As competition grows the stakes are high in the Paradise Valley luxury resort game

Omni Scottsdale Resort & Spa at Montelucia General Manager Frank Ashmore has taken the reins at luxury resort community. (Independent Newsmedia/Terrance Thornton)

Omni Scottsdale Resort & Spa at Montelucia General Manager Frank Ashmore has taken the reins at the luxury resort community. (Independent Newsmedia/Terrance Thornton)

In the luxury resort business, if you aren’t evolving — you’re dying.

That mantra of innovation fuels the efforts of local hoteliers in places like Paradise Valley and Scottsdale to create fresh, energetic and one-of-a-kind experiences meant exclusively for each individual patron.
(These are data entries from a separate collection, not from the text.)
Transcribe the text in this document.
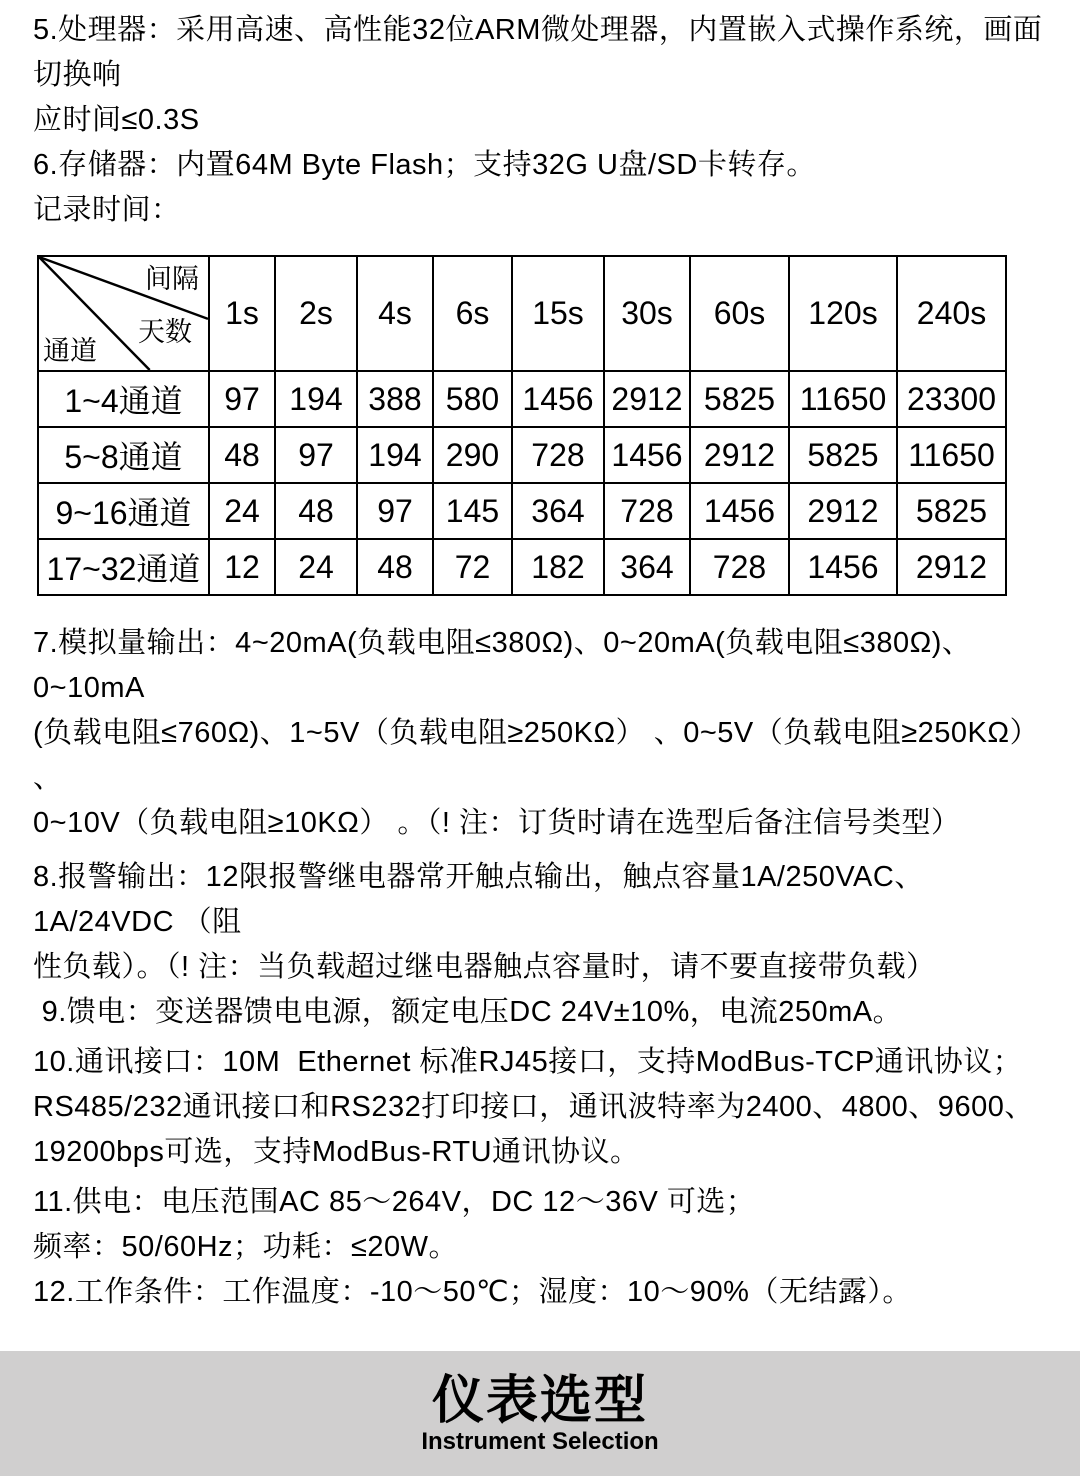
5.处理器：采用高速、高性能32位ARM微处理器，内置嵌入式操作系统，画面切换响
应时间≤0.3S
6.存储器：内置64M Byte Flash；支持32G U盘/SD卡转存。
记录时间：
间隔
天数
通道	1s	2s	4s	6s	15s	30s	60s	120s	240s
1~4通道	97	194	388	580	1456	2912	5825	11650	23300
5~8通道	48	97	194	290	728	1456	2912	5825	11650
9~16通道	24	48	97	145	364	728	1456	2912	5825
17~32通道	12	24	48	72	182	364	728	1456	2912
7.模拟量输出：4~20mA(负载电阻≤380Ω)、0~20mA(负载电阻≤380Ω)、0~10mA
(负载电阻≤760Ω)、1~5V（负载电阻≥250KΩ） 、0~5V（负载电阻≥250KΩ） 、
0~10V（负载电阻≥10KΩ） 。（! 注：订货时请在选型后备注信号类型）
8.报警输出：12限报警继电器常开触点输出，触点容量1A/250VAC、1A/24VDC （阻
性负载）。（! 注：当负载超过继电器触点容量时，请不要直接带负载）
9.馈电：变送器馈电电源，额定电压DC 24V±10%，电流250mA。
10.通讯接口：10M  Ethernet 标准RJ45接口，支持ModBus-TCP通讯协议；
RS485/232通讯接口和RS232打印接口，通讯波特率为2400、4800、9600、
19200bps可选，支持ModBus-RTU通讯协议。
11.供电：电压范围AC 85～264V，DC 12～36V 可选；
频率：50/60Hz；功耗：≤20W。
12.工作条件：工作温度：-10～50℃；湿度：10～90%（无结露）。
仪表选型
Instrument Selection
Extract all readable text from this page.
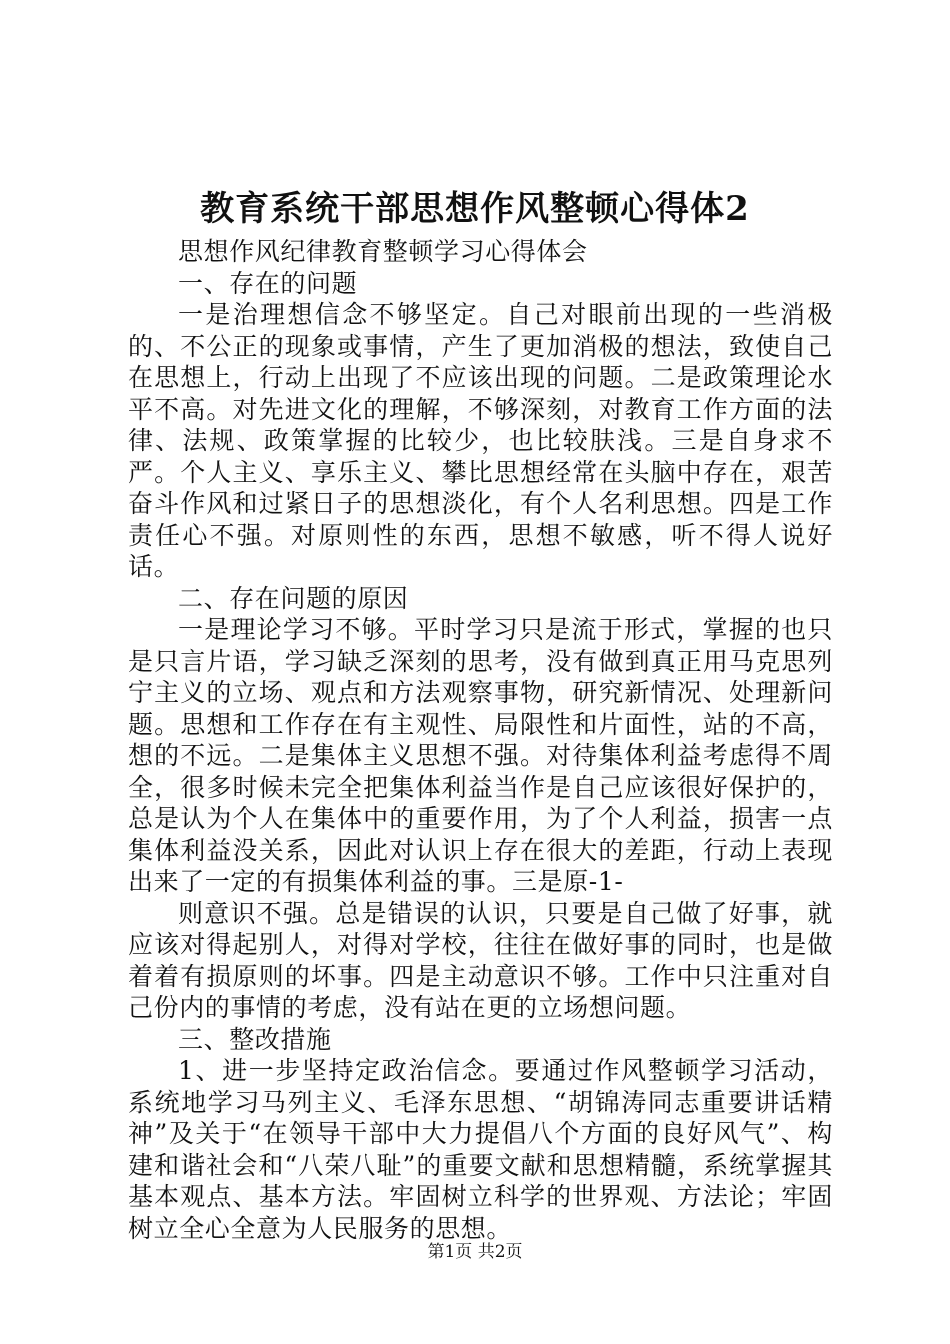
教育系统干部思想作风整顿心得体2

思想作风纪律教育整顿学习心得体会

一、存在的问题

一是治理想信念不够坚定。自己对眼前出现的一些消极的、不公正的现象或事情，产生了更加消极的想法，致使自己在思想上，行动上出现了不应该出现的问题。二是政策理论水平不高。对先进文化的理解，不够深刻，对教育工作方面的法律、法规、政策掌握的比较少，也比较肤浅。三是自身求不严。个人主义、享乐主义、攀比思想经常在头脑中存在，艰苦奋斗作风和过紧日子的思想淡化，有个人名利思想。四是工作责任心不强。对原则性的东西，思想不敏感，听不得人说好话。

二、存在问题的原因

一是理论学习不够。平时学习只是流于形式，掌握的也只是只言片语，学习缺乏深刻的思考，没有做到真正用马克思列宁主义的立场、观点和方法观察事物，研究新情况、处理新问题。思想和工作存在有主观性、局限性和片面性，站的不高，想的不远。二是集体主义思想不强。对待集体利益考虑得不周全，很多时候未完全把集体利益当作是自己应该很好保护的，总是认为个人在集体中的重要作用，为了个人利益，损害一点集体利益没关系，因此对认识上存在很大的差距，行动上表现出来了一定的有损集体利益的事。三是原-1-

则意识不强。总是错误的认识，只要是自己做了好事，就应该对得起别人，对得对学校，往往在做好事的同时，也是做着着有损原则的坏事。四是主动意识不够。工作中只注重对自己份内的事情的考虑，没有站在更的立场想问题。

三、整改措施

1、进一步坚持定政治信念。要通过作风整顿学习活动，系统地学习马列主义、毛泽东思想、“胡锦涛同志重要讲话精神”及关于“在领导干部中大力提倡八个方面的良好风气”、构建和谐社会和“八荣八耻”的重要文献和思想精髓，系统掌握其基本观点、基本方法。牢固树立科学的世界观、方法论；牢固树立全心全意为人民服务的思想。

第1页 共2页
Beyond amenities and services provided, local luxury hoteliers have to mold the surroundings — primarily the structures of the resort campus and the landscape of the site — into a specific vision of indulgence.

But with those visions of champagne flutes and Tar-Tar creations comes a methodical business plan led by oftentimes a small group of people dedicated to quality construction, service and experiences. The nature of the business forces local hoteliers to gamble on new ideas while paying homage to established business practices that have worked in years past.

But the local tourism market itself paints a strong picture of opportunity.

In 2015, Scottsdale and Paradise Valley’s year-over-year growth improved with occupancy up 1.5 percent to 67.7 percent, and the average daily rate was up 8.9 percent to $185.33, according to Scottsdale Convention and Visitors Bureau Community Affairs Manager Stephanie Pressler.

“In 2016, we anticipate occupancy to remain fairly flat with average daily rate experiencing modest increases,” she said in a Jan. 26 written responses to e-mailed questions.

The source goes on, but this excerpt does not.